The Grass Is Greener

7 Oct

[Also on Destructoid]

I’m not sure what you would call it, but it probably falls under the category of a design philosophy:  The grass is greener philosophy.  This isn’t some kind of official name, in fact it has no standardized name that I know of, but this one will do for now.  It’s a philosophy that sells MMOs and makes some other games more engaging – so what is it?

As the name suggests, it’s the power of envy – but it’s also something more; it’s the power of envy come full circle.  Let’s use World of Warcraft as an example.  You’re playing, say, a dwarf hunter, and you’ve gotten him to the level cap.  You’ve started to get him good gear and you’ve joined a guild.  But you’ve also been fighting against and alongside other players for, at the moment, about seventy levels.  All that time you’ve been wondering: what would it be like to be a healer?  And if I was a healer, would I be a paladin, a priest, a shaman, or a druid?  So one day you start a troll priest.  You start to level him, and then you think to yourself “What am I doing?”
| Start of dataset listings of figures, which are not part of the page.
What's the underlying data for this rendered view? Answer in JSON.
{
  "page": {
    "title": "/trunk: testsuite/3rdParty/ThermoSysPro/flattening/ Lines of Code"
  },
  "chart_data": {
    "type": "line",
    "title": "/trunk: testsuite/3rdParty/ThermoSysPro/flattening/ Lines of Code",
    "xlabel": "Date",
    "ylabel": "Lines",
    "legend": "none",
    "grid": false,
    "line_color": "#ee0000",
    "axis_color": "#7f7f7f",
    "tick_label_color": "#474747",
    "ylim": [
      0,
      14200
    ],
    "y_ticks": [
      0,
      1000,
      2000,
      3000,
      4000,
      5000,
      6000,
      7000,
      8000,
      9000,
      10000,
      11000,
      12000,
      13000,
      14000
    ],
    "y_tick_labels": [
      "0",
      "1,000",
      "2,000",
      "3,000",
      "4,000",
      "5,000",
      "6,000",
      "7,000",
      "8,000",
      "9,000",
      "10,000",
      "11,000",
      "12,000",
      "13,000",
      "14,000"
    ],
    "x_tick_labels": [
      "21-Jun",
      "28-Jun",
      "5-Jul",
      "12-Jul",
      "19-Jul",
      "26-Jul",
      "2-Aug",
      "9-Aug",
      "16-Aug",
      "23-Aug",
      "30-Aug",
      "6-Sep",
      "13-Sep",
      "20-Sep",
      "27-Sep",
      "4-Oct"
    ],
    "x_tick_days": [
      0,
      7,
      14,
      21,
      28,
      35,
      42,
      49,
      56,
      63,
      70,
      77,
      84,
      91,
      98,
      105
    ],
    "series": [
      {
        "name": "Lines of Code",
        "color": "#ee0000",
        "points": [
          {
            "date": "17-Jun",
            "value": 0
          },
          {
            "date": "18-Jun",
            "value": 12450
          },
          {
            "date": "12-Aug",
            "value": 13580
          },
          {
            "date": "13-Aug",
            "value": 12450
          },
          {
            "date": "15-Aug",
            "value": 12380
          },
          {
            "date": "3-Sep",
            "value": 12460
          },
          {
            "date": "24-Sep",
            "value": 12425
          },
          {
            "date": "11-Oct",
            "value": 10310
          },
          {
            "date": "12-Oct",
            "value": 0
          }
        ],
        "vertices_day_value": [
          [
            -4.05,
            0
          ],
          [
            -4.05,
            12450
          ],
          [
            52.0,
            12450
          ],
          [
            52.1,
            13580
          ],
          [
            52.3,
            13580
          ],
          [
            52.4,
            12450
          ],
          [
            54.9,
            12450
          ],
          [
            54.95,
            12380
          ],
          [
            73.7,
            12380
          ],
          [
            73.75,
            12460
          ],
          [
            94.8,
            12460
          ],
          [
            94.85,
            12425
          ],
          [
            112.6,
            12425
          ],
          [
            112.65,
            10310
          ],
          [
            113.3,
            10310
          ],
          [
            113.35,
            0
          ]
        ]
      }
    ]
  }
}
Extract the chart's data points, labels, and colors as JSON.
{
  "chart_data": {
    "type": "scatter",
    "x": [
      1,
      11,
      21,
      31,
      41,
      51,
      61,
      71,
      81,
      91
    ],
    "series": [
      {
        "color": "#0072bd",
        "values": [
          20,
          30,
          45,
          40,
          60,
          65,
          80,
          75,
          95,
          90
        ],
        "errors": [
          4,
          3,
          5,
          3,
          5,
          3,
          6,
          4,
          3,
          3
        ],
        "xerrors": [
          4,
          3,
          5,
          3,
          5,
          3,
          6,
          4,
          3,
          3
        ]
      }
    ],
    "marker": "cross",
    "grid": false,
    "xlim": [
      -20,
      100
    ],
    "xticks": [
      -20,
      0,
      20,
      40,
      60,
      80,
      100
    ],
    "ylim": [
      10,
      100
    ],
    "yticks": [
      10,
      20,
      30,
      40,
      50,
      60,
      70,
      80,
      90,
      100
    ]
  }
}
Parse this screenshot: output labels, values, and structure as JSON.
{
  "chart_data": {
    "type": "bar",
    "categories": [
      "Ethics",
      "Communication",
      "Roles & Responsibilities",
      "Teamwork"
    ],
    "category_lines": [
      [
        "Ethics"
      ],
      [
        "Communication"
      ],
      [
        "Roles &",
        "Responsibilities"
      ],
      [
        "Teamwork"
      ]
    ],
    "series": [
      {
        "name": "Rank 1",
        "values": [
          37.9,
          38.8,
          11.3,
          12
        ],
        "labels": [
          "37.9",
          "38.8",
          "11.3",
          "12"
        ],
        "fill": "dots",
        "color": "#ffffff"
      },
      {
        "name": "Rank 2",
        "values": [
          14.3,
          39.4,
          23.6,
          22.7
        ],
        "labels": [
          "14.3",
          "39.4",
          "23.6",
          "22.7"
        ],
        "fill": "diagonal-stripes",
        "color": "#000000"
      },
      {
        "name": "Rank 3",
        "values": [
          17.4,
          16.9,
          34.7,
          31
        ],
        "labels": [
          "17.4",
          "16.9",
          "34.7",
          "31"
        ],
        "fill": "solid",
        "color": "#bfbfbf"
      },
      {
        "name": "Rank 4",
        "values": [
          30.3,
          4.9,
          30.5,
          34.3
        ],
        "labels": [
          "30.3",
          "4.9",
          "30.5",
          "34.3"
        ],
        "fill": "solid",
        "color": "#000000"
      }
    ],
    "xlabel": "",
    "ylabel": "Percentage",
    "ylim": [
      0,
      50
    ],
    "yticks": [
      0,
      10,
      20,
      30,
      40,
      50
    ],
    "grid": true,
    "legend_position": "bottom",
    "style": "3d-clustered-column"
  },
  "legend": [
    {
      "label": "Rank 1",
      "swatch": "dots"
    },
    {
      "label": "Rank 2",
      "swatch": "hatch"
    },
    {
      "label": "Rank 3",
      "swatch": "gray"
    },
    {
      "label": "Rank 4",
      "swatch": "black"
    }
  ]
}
Well, you’re falling for the loop that’s been designed into the game.  You’re curious – maybe you always see priests getting invited to groups, or beating other players.  What you don’t realize is that, while they may be different to play, you’re going to be in the old folk’s home before you bring that character up to a level of quality that will equal that of your existing hunter.  A moment ago it seemed like the right thing to do, but you quickly realize that it’s not plausible.  What will take you longer to realize is that it will never be plausible, unless you give up your main character.  Many WoW players have several alternate characters on the go, with aspirations of greatness for all of them.  It’s like supporting children — you can only handle so many before they begin to wear you out.

And while it’s a key part of the MMO treadmill design (well, Blizzard’s anyway) that doesn’t mean it isn’t present in other games; it’s just not as prominent because of the huge difference in time invested.  IN any shooter you’re going to have gun envy – you’ve been getting sniped for an hour, so it must be better to live life as a sniper.  It’s probably not, but you feel like you’ve got choices; you’re not doing so well and you can make an informed decision about how to fix that.

Calling this a design philosophy might be a misnomer.  Developers aren’t keen on spreading their design practices around for fear of losing their edge, but for all we know it could have been created by accident.  That is, it’s something that happens naturally when we’re given options and see our neighbors doing well – we feel that aping them is a safe way of improving our situation.  Accident or not, Blizzard has sure leveraged our envy.  Now if you’ll excuse me, I have a level 52 orc warlock to level.